Accountability in a Computerized Society by Helen Nissenbaum. (The ACM Digital Library reports a publication date of 1997, but otherwise there is no date of publication.)
Abstract:
This essay warns of eroding accountability in computerized societies. It argues that assumptions about computing and features of situations in which computers are produced create barriers to accountability. Drawing on philosophical analyses of moral blame and responsibility, four barriers are identified: (1) the problem of many hands, (2) the problem of bugs, (3) blaming the computer, and (4) software ownership without liability. The paper concludes with ideas on how to reverse this trend.
If a builder has built a house for a man and has not made his work sound, and the house which he has built has fallen down and so caused the death of the householder, that builder shall be put to death.
If it destroys property, he shall replace anything that it has destroyed; and, because he has not made sound the house which he has built and it has fallen down, he shall rebuild the house which has fallen down from his own property.
If a builder has built a house for a man and does not make his work perfect and a wall bulges, that builder shall put that wall into sound condition at his own cost.
—Laws of Hammu-rabi [229, 232, 233]1, circa 2027 B.C.
The leaky bucket style of security detailed in Back to Basics: Beyond Network Hygiene is echoed from this paper from 1997.

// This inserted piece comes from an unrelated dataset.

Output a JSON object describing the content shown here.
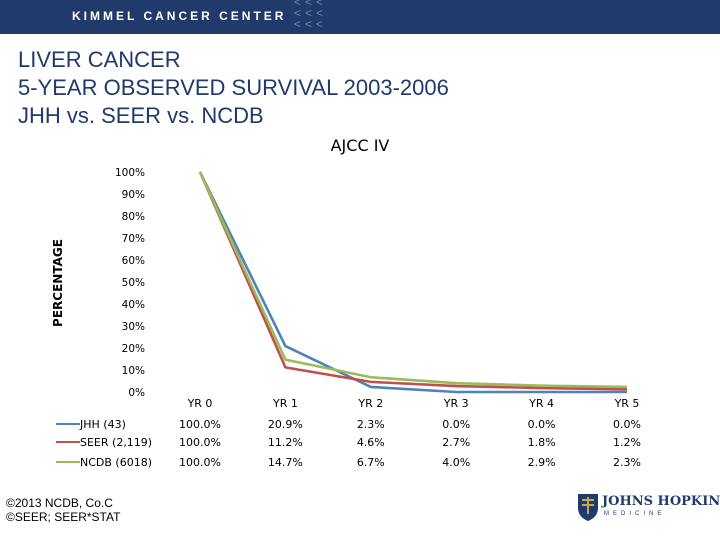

Where I disagree with the author is on the need for strict liability in order to reverse the descent into universally insecure computing environments.

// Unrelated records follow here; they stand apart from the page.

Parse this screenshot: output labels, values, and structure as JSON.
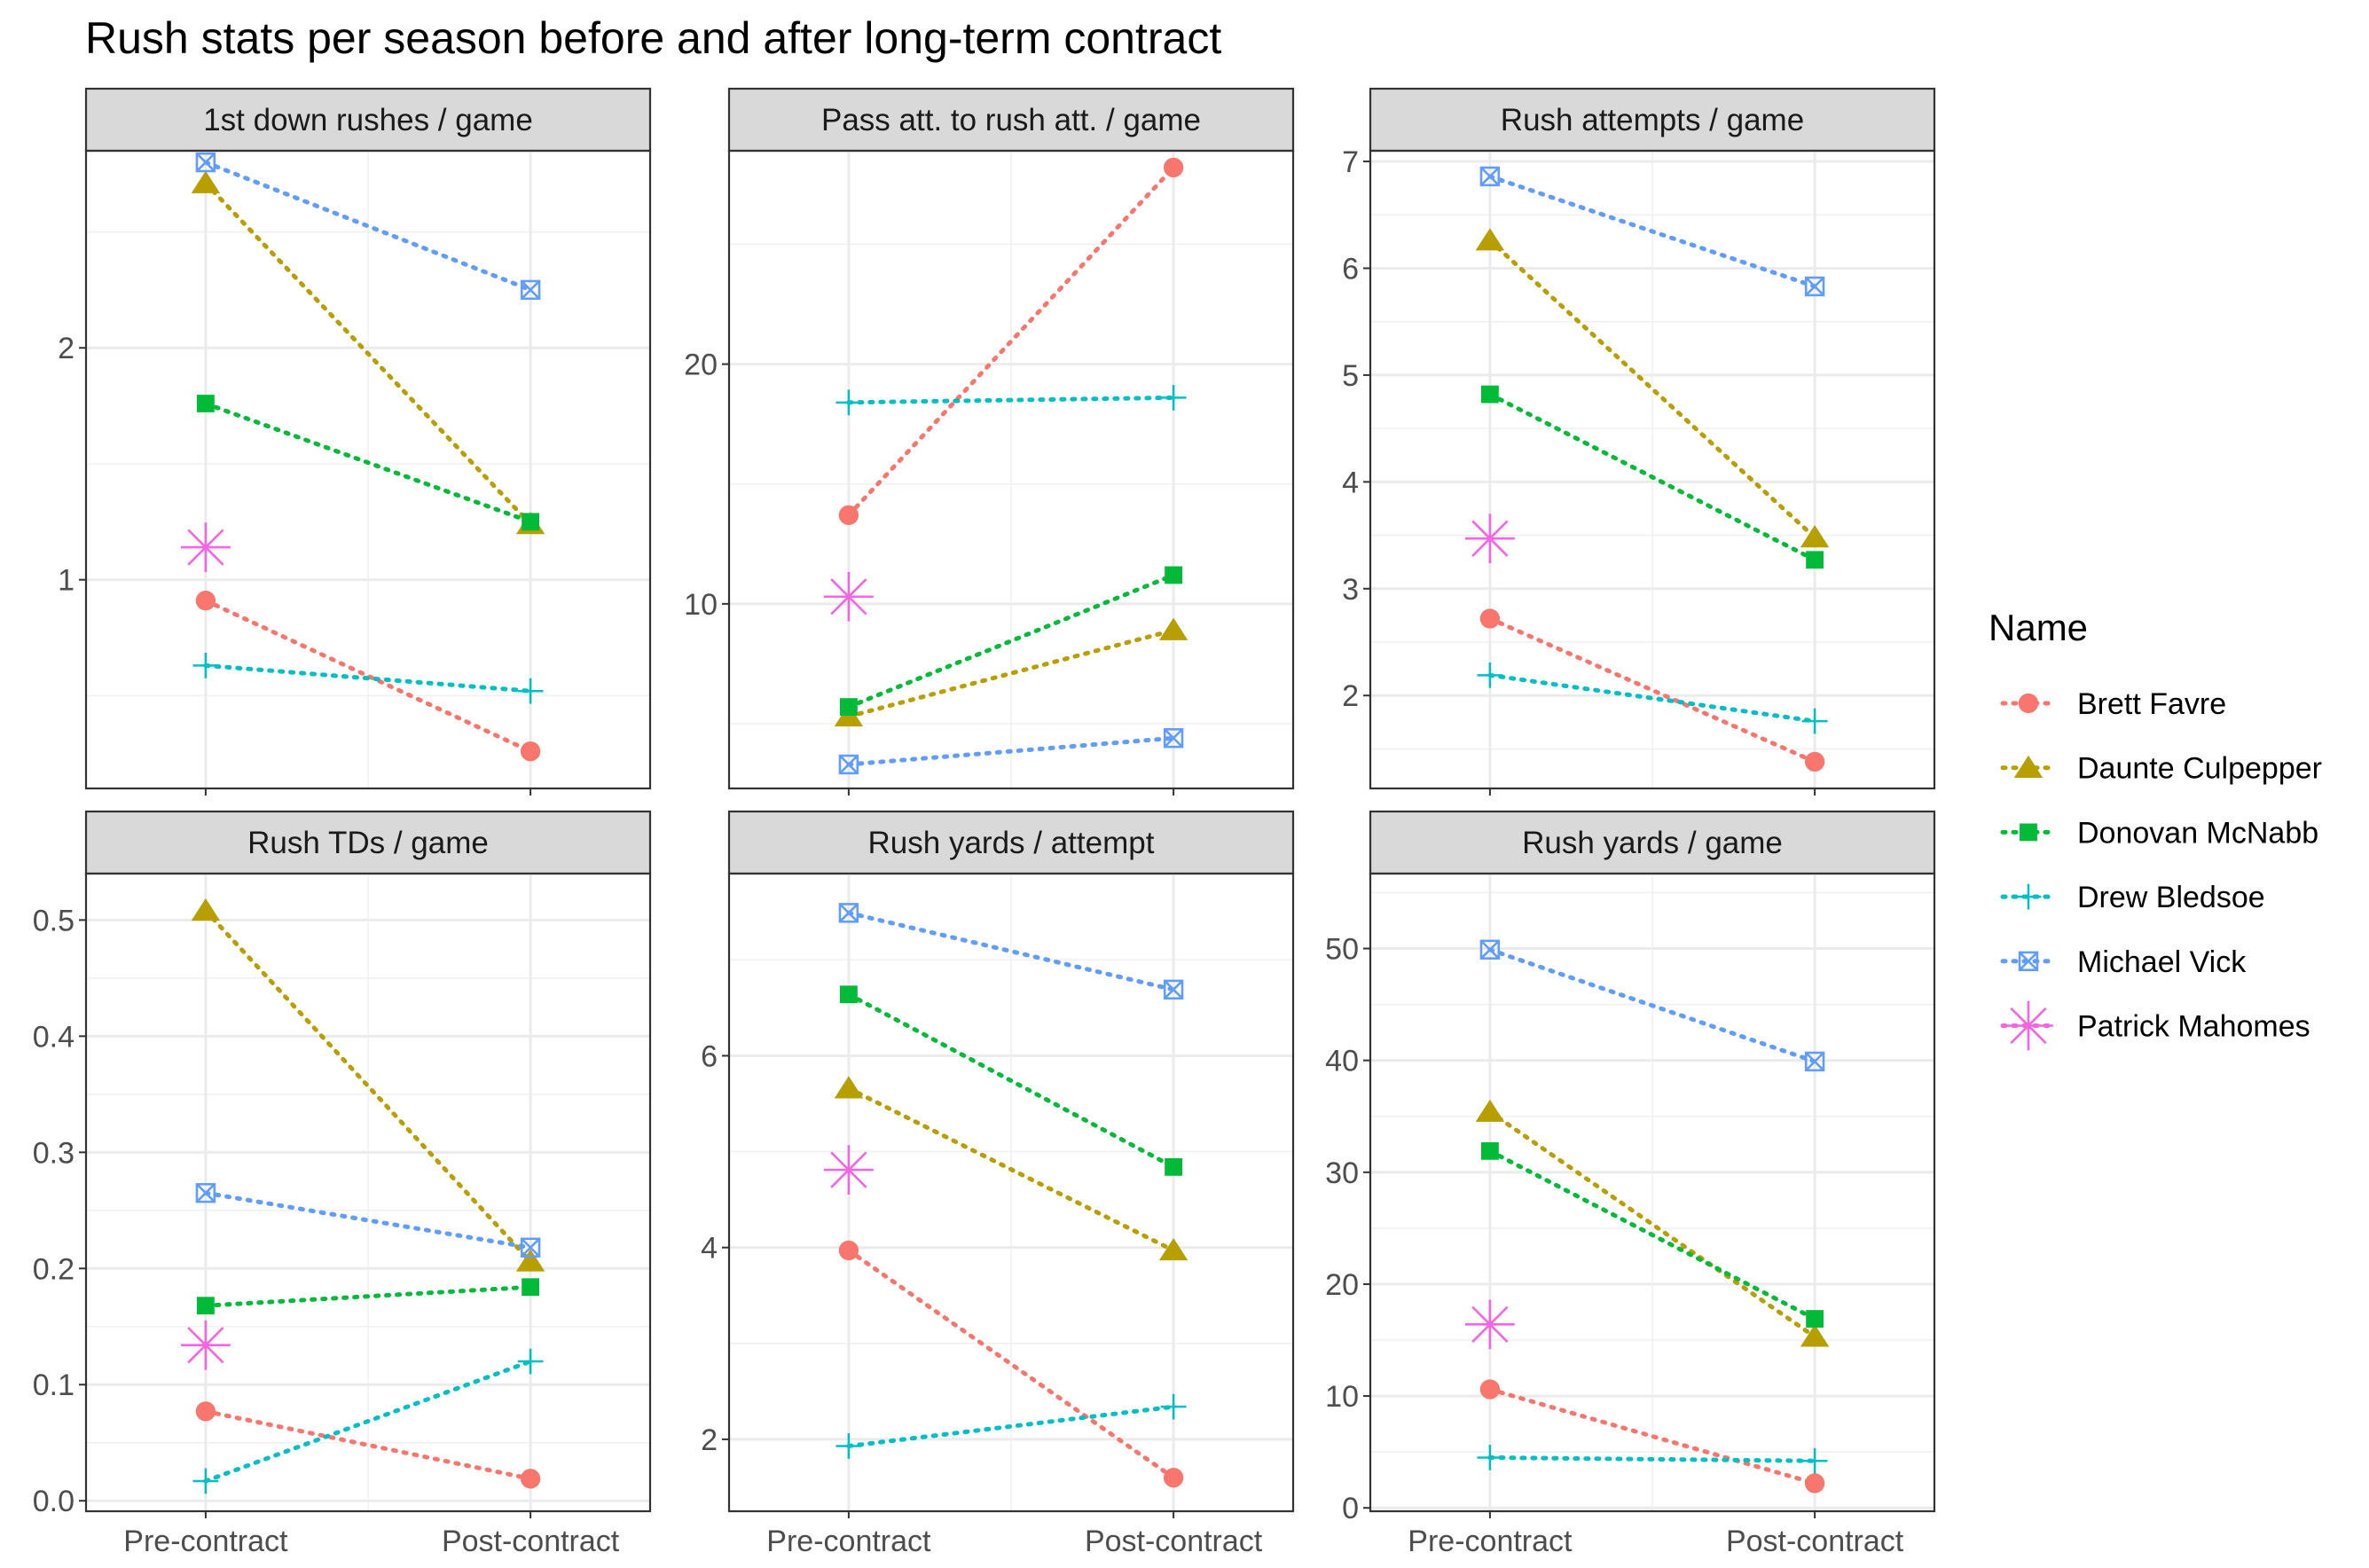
{
  "chart_data": {
    "type": "line",
    "title": "Rush stats per season before and after long-term contract",
    "x_categories": [
      "Pre-contract",
      "Post-contract"
    ],
    "legend": {
      "title": "Name",
      "placement": "right",
      "entries": [
        {
          "name": "Brett Favre",
          "color": "#F8766D",
          "shape": "circle"
        },
        {
          "name": "Daunte Culpepper",
          "color": "#B79F00",
          "shape": "triangle"
        },
        {
          "name": "Donovan McNabb",
          "color": "#00BA38",
          "shape": "square"
        },
        {
          "name": "Drew Bledsoe",
          "color": "#00BFC4",
          "shape": "plus"
        },
        {
          "name": "Michael Vick",
          "color": "#619CFF",
          "shape": "square-cross"
        },
        {
          "name": "Patrick Mahomes",
          "color": "#F564E3",
          "shape": "asterisk"
        }
      ]
    },
    "grid": true,
    "panels": [
      {
        "label": "1st down rushes / game",
        "ylim": [
          0.1,
          2.85
        ],
        "yticks": [
          1,
          2
        ],
        "series": [
          {
            "name": "Brett Favre",
            "values": [
              0.91,
              0.26
            ]
          },
          {
            "name": "Daunte Culpepper",
            "values": [
              2.71,
              1.24
            ]
          },
          {
            "name": "Donovan McNabb",
            "values": [
              1.76,
              1.25
            ]
          },
          {
            "name": "Drew Bledsoe",
            "values": [
              0.63,
              0.52
            ]
          },
          {
            "name": "Michael Vick",
            "values": [
              2.8,
              2.25
            ]
          },
          {
            "name": "Patrick Mahomes",
            "values": [
              1.14,
              null
            ]
          }
        ]
      },
      {
        "label": "Pass att. to rush att. / game",
        "ylim": [
          2.3,
          28.9
        ],
        "yticks": [
          10,
          20
        ],
        "series": [
          {
            "name": "Brett Favre",
            "values": [
              13.7,
              28.2
            ]
          },
          {
            "name": "Daunte Culpepper",
            "values": [
              5.3,
              8.9
            ]
          },
          {
            "name": "Donovan McNabb",
            "values": [
              5.7,
              11.2
            ]
          },
          {
            "name": "Drew Bledsoe",
            "values": [
              18.4,
              18.6
            ]
          },
          {
            "name": "Michael Vick",
            "values": [
              3.3,
              4.4
            ]
          },
          {
            "name": "Patrick Mahomes",
            "values": [
              10.3,
              null
            ]
          }
        ]
      },
      {
        "label": "Rush attempts / game",
        "ylim": [
          1.13,
          7.1
        ],
        "yticks": [
          2,
          3,
          4,
          5,
          6,
          7
        ],
        "series": [
          {
            "name": "Brett Favre",
            "values": [
              2.72,
              1.38
            ]
          },
          {
            "name": "Daunte Culpepper",
            "values": [
              6.26,
              3.48
            ]
          },
          {
            "name": "Donovan McNabb",
            "values": [
              4.82,
              3.27
            ]
          },
          {
            "name": "Drew Bledsoe",
            "values": [
              2.19,
              1.76
            ]
          },
          {
            "name": "Michael Vick",
            "values": [
              6.86,
              5.83
            ]
          },
          {
            "name": "Patrick Mahomes",
            "values": [
              3.47,
              null
            ]
          }
        ]
      },
      {
        "label": "Rush TDs / game",
        "ylim": [
          -0.009,
          0.54
        ],
        "yticks": [
          0.0,
          0.1,
          0.2,
          0.3,
          0.4,
          0.5
        ],
        "series": [
          {
            "name": "Brett Favre",
            "values": [
              0.077,
              0.019
            ]
          },
          {
            "name": "Daunte Culpepper",
            "values": [
              0.508,
              0.206
            ]
          },
          {
            "name": "Donovan McNabb",
            "values": [
              0.168,
              0.184
            ]
          },
          {
            "name": "Drew Bledsoe",
            "values": [
              0.017,
              0.12
            ]
          },
          {
            "name": "Michael Vick",
            "values": [
              0.265,
              0.218
            ]
          },
          {
            "name": "Patrick Mahomes",
            "values": [
              0.134,
              null
            ]
          }
        ]
      },
      {
        "label": "Rush yards / attempt",
        "ylim": [
          1.25,
          7.9
        ],
        "yticks": [
          2,
          4,
          6
        ],
        "series": [
          {
            "name": "Brett Favre",
            "values": [
              3.97,
              1.6
            ]
          },
          {
            "name": "Daunte Culpepper",
            "values": [
              5.66,
              3.97
            ]
          },
          {
            "name": "Donovan McNabb",
            "values": [
              6.64,
              4.84
            ]
          },
          {
            "name": "Drew Bledsoe",
            "values": [
              1.93,
              2.34
            ]
          },
          {
            "name": "Michael Vick",
            "values": [
              7.49,
              6.69
            ]
          },
          {
            "name": "Patrick Mahomes",
            "values": [
              4.81,
              null
            ]
          }
        ]
      },
      {
        "label": "Rush yards / game",
        "ylim": [
          -0.3,
          56.7
        ],
        "yticks": [
          0,
          10,
          20,
          30,
          40,
          50
        ],
        "series": [
          {
            "name": "Brett Favre",
            "values": [
              10.6,
              2.2
            ]
          },
          {
            "name": "Daunte Culpepper",
            "values": [
              35.4,
              15.3
            ]
          },
          {
            "name": "Donovan McNabb",
            "values": [
              31.9,
              16.9
            ]
          },
          {
            "name": "Drew Bledsoe",
            "values": [
              4.5,
              4.2
            ]
          },
          {
            "name": "Michael Vick",
            "values": [
              49.9,
              39.9
            ]
          },
          {
            "name": "Patrick Mahomes",
            "values": [
              16.4,
              null
            ]
          }
        ]
      }
    ]
  }
}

Strict liability is typically used when society wants every possible means to be used to prevent damage from a product. Given the insecure habits and nature of software production, strict liability would be grind the software industry to a standstill. Which would be highly undesirable, considering all the buggy software presently in use.
One of the problems that Lindner and Gaycken uncover is a lack of financial incentive to prevent or fix bugs in software.
Some may protest that creating incentives for vendors to fix bugs they created is in some way immoral.
My response would be:
We know lacking incentives results in the bugs continuing to be produced and to remain unfixed. If incentives result in fewer bugs and faster fixes for those that already exists, what is your objection?
What we lack is a model for such incentives. Debating who has the unpaid responsibility for bugs seems pointless. We should be discussing an incentive model to get bugs detected and fixed.
Software vendors will be interested because at present patches and bug fixes are loss centers in their budgets.
Users will be interested because they won’t face routine hammer strikes from script kiddies to mid-level hackers.
The CNO (Computer Network Offense) crowd will be interested because fewer opportunities for script kiddies means more demand for their exceptional exploits.
Like they say, something for everybody.
The one thing no one should want is legislative action on this front. No matter how many legislators you own, the result is going to be bad.
I first saw this in Pete Warden’s Five Short Links for February 21, 2014.